Rewolucja Francuska 2

 

Na naszych oczach realizuje się scenariusz francuskiego konfliktu wewnętrznego, nakreślony choćby przez Jean’a Raspail’a czy Michaela Houllebeque’a. Z jednej strony stateczne, francuskie społeczeństwo, przyzwyczajone do życia ponad stan i niespotykanych nigdzie indziej przywilejów socjalnych, a z drugiej – biedota, imigranci, margines społeczny.

 

Od zamachów w Paryżu wojna z imigrantami trwa w najlepsze. W pewnym momencie Francja utraciła kontrolę nad częścią okupowanego Calais. Gdy obóz spacyfikowana sytuacja uspokoiła się, jednak w zeszłym tygodniu wybuchły ponownie zamieszki, gdy w walki z policją zaangażowało się 200 emigrantów. Rannych zostało 60 osób.

 

Regularne bitwy rozgrywają się pod Paryżem. Niektóre dzielnice regularnie stają się areną walk gangów z policją. Niepokoje mają generalnie podłoże ekonomiczne, ale także rasowe czy stają się przejawem zwykłej frustracji ze strony bezrobotnych, drobnych kryminalistów i włóczęgów.

 

Najnowsza fala przemocy związana jest z reformą rynku pracy.
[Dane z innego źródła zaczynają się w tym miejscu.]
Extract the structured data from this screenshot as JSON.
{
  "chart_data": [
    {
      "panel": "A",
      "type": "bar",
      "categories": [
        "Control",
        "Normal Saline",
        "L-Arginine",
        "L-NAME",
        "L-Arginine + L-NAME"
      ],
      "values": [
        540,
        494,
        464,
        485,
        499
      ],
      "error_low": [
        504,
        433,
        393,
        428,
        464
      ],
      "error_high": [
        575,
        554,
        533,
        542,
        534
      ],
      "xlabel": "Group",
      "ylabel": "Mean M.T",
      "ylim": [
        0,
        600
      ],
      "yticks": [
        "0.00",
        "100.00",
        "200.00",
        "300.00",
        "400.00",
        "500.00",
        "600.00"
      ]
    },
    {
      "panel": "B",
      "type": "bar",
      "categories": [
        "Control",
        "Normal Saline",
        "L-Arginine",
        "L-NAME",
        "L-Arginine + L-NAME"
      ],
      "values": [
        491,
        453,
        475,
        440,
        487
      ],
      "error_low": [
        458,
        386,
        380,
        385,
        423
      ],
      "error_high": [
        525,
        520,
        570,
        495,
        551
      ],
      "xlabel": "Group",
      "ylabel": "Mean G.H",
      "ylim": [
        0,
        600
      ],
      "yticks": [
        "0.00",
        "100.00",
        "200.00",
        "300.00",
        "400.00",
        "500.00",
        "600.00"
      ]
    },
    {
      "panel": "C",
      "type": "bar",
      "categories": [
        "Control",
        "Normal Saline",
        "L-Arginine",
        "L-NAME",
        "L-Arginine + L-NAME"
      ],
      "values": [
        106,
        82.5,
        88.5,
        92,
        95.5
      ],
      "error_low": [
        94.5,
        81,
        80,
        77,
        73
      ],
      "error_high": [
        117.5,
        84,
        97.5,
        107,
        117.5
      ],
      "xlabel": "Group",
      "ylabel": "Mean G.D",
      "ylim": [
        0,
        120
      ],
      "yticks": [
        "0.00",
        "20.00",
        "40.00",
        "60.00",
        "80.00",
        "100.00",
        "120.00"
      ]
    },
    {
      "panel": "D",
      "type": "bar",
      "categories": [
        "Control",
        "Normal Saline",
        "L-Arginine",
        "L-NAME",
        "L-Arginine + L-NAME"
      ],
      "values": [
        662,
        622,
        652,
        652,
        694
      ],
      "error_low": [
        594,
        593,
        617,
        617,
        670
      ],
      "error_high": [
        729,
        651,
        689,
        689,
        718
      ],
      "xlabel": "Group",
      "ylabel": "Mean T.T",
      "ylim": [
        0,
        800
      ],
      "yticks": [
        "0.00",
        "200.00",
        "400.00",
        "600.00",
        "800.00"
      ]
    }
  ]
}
Lewicowy rząd Manuela Vallsa, popierany przez prezydenta Hollanda, zapowiedział reform rynku pracy, znosząc między innymi dogmat od 7 godzinnym dniu pracy dla Francuzów. Wiadomo – pracować dłużej nikt nie chce, więc komunistyczne związki zawodowe, widząc, że rząd i tak już jest osłabiony walką z przestępczości oraz imigrantami, postanowiły wykorzystać sytuację.

 

Imigranci i lewica walczą z rządem

 

Przemoc związkowców jest skierowana przeciw sektorowi energetycznemu. Blokowane są rafinerie i elektrownie atomowe. W kraju zaczyna brakować benzyny. Jeśli do strajku generalnego dołączą transportowcy Francję czeka paraliż, a stan wyjątkowy zapisany dotąd na papierze, może stać się faktycznie ostatnią deską ratunku. Do wejścia czeka wojsko, które będzie musiało przywrócić jakoś podstawowe funkcjonowanie państwa.

 

Do regularnych zamieszek dochodzi nie tyko w Paryżu, ale także w Renes czy Nantes. Policja obrzucana jest kamieniami i butelkami z benzyną. Obrażenia odniosło już kilkuset żandarmów i policjantów. W sieci można znaleźć mrożące krew w żyłach relacje, jak demonstranci palą samochody z policją w środku i znęcają się nad publicznym mieniem. Wszystko przy poparciu ulicy.

 

Jednak media głównego nurtu ignorują ten temat, aby nie wzbudzać paniki. Niedługo we Francji rozpocznie się Euro 2016. Miliony kibiców zjadą się do tego kraju. Jeśli wybuchnie rewolta lub powtórzą się zamachy terrorystyczne, sytuacja może wymknąć się spod kontroli. Jeszcze chyba nigdy w nowożytnej historii Francuzi nie zwrócili się tak radykalnie przeciw własnemu państwu. Historia uczy zaś, że obywatele potrafią w krwawy sposób rozliczyć się z niechcianą władzą.